New research from UT Southwestern suggests that RNA exosomes – the cellular machinery that breaks down old RNA molecules – play a key role in the development of B cells, which are essential for the immune system’s ability to protect against infection. The findings, published in Sciences Immunologyexplain why patients with rare mutations in a gene that codes for this machinery are often immunocompromised and could offer new approaches to treating autoimmune diseases.

It was quite a surprise to us to find that this gene, whose role was well known as part of an RNA disposition system, is also critical for a very important part of our immune system. .
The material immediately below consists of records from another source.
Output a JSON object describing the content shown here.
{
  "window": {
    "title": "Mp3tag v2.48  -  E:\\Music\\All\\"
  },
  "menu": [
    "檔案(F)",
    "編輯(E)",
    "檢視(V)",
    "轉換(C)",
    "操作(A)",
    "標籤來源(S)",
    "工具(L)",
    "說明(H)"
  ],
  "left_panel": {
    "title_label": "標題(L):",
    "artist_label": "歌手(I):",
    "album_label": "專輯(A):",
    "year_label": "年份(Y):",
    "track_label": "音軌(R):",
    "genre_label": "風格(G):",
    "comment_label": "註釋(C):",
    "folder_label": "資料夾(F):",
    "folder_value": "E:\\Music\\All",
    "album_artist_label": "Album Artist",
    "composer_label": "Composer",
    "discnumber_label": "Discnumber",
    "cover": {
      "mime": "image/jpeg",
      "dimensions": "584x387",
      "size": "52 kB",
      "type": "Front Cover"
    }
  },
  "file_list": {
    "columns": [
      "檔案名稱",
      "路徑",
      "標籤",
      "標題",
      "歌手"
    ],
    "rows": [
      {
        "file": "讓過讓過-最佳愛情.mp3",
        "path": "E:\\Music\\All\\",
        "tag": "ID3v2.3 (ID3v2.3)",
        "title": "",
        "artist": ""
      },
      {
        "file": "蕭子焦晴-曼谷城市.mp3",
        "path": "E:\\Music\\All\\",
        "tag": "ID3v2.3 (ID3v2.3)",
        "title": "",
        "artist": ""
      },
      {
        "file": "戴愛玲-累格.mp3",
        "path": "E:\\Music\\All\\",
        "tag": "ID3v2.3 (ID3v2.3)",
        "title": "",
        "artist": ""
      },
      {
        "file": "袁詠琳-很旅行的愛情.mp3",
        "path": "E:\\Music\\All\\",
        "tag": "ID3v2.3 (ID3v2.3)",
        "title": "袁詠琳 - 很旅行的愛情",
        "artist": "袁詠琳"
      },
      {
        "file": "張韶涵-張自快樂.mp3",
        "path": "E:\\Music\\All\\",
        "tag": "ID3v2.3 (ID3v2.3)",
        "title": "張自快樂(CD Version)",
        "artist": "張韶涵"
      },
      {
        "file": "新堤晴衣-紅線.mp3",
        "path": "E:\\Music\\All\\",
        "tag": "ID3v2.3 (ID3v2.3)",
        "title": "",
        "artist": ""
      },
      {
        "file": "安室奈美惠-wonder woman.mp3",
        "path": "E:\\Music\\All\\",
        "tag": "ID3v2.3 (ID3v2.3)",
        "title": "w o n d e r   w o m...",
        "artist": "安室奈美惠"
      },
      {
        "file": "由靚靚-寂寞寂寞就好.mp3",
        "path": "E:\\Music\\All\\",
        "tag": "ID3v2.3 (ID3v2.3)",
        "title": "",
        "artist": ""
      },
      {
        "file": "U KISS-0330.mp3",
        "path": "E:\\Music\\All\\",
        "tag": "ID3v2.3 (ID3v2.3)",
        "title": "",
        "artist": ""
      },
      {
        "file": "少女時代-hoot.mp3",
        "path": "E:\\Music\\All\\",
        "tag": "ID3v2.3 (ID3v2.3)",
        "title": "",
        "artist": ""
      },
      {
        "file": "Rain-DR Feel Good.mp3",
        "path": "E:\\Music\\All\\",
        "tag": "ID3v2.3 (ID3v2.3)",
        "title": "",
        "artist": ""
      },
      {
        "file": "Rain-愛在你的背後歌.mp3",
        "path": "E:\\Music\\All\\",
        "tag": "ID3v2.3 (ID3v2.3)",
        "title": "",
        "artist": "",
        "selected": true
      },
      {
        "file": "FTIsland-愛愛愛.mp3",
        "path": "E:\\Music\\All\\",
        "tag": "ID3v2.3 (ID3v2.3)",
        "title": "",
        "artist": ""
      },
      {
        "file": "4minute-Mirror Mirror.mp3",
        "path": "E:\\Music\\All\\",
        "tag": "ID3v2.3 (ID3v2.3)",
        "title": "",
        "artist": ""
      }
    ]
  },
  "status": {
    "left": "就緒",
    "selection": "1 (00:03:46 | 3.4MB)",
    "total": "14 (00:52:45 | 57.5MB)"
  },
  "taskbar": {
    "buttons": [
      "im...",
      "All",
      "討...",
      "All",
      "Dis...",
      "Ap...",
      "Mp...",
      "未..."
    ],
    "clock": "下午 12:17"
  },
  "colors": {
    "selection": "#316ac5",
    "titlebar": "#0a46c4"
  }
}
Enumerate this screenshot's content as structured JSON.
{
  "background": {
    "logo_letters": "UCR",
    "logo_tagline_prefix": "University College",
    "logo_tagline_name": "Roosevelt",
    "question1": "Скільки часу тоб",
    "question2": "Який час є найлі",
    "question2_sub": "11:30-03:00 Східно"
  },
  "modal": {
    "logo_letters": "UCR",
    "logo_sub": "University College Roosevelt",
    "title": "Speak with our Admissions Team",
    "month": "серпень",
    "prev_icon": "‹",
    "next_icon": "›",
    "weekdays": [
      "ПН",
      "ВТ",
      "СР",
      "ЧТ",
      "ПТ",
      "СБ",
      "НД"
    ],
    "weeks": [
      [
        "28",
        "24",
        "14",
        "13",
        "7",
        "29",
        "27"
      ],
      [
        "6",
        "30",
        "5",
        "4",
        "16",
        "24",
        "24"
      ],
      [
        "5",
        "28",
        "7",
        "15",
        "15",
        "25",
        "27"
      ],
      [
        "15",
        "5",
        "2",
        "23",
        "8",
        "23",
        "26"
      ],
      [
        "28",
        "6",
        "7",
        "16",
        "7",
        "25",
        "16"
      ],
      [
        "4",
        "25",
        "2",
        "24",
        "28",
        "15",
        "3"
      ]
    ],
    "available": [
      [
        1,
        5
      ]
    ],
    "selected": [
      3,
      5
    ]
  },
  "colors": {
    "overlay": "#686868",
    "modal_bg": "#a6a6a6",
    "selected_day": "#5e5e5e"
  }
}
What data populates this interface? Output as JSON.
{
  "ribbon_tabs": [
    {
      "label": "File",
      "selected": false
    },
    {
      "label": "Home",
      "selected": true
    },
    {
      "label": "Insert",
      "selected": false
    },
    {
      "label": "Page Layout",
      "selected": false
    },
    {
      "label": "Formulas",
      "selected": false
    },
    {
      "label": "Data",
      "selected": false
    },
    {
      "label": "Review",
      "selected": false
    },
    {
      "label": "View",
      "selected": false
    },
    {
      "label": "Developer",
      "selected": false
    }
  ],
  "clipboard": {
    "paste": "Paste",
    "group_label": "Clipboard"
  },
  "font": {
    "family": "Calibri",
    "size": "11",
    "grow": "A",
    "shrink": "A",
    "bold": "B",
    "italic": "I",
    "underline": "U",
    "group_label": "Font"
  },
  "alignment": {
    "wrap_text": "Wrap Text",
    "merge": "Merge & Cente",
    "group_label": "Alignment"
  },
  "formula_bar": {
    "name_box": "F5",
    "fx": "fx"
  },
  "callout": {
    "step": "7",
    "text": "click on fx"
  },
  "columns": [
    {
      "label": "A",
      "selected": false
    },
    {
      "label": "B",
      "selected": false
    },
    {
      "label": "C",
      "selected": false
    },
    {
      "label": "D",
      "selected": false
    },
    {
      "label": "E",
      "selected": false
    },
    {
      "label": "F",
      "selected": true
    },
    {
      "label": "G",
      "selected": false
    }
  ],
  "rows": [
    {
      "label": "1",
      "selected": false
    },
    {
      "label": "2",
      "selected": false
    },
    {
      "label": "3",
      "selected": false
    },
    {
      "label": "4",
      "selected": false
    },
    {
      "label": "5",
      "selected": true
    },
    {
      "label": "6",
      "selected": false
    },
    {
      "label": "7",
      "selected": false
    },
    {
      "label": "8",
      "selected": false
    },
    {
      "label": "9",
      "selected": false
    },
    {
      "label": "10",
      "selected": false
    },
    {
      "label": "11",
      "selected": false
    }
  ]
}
Nan Yan, Ph.D., study leader, professor of immunology and microbiology at UT Southwestern and member of the Harold C. Simmons Comprehensive Cancer Center

Many patients with a rare disease linked to a deficiency in RNA exosomes, known as trichohepato-enteric syndrome (THES), also develop B-cell immunodeficiency and suffer from recurrent infections. Although researchers have long known that THES is associated with mutations in genes encoding exosomes known as SKIV2L and TTC37, the molecular basis of the disease is unknown.

To better understand the role of SKIV2L in THES, Dr. Yan’s research team in the Department of Immunology and colleagues at UTSW’s Primary Immunodeficiency Clinic and Dallas Children’s Medical Center studied a patient THES carried this mutation and was part of a clinical research study led by Christian Wysocki, MD, Ph.D., associate professor of pediatrics. In addition to the usual clinical features of THES, a multi-organ disorder with symptoms such as short birth size, intractable diarrhea, distinctive “woolly” hair, and liver disease, this patient had low B-cell blood counts very weak.

The researchers then generated mice that had the SKIV2L gene deleted in the bone marrow stem cells that generate B cells. The animals also had B cell deficiencies; further research showed that B cells never matured because a key part of their development – in which progenitor cells randomly recombine genetic material to create a diverse pool of B cells – did not mature. product.

Dr. Yan explained that this appears to be related to SKIV2L’s role in RNA degradation. In a separate finding published in the same issue of Science Immunology, researchers at Columbia University showed that mutations in other components of the RNA exosome also cause B cell deficiency. non-functional RNA exosomes, causing cells to selectively retain RNA, especially the non-coding form that does not produce proteins. When B cell progenitors are clogged with excess non-coding RNA, they cannot become functional B cells.

Taken together, the findings suggest that THES could be treated with a bone marrow transplant, replacing defective B-cell progenitors carrying a genetic mutation with healthy progenitors. They also suggest that SKIV2L could offer a new target to fight autoimmune diseases such as lupus, in which overactive B cells play a key role. By inhibiting the activity of this gene, Dr. Yan explained, it may be possible to control the number of B cells, thereby reducing the intensity of the autoimmune attack.

Dr. Yan is the Rita C. and William P. Clements, Jr. Scholar in Medical Research.

Other UTSW researchers who contributed to this study include Kun Yang (first author), Jie Han, Jennifer G. Gill, Jason Y. Park, Meghana N. Sathe, Jyothsna Gattineni, and Tracey Wright. Mr. Teresa de la Morena of the University of Washington also contributed.

This research was supported by grants from the National Institutes of Health (AI153576) and the Burroughs Wellcome Fund.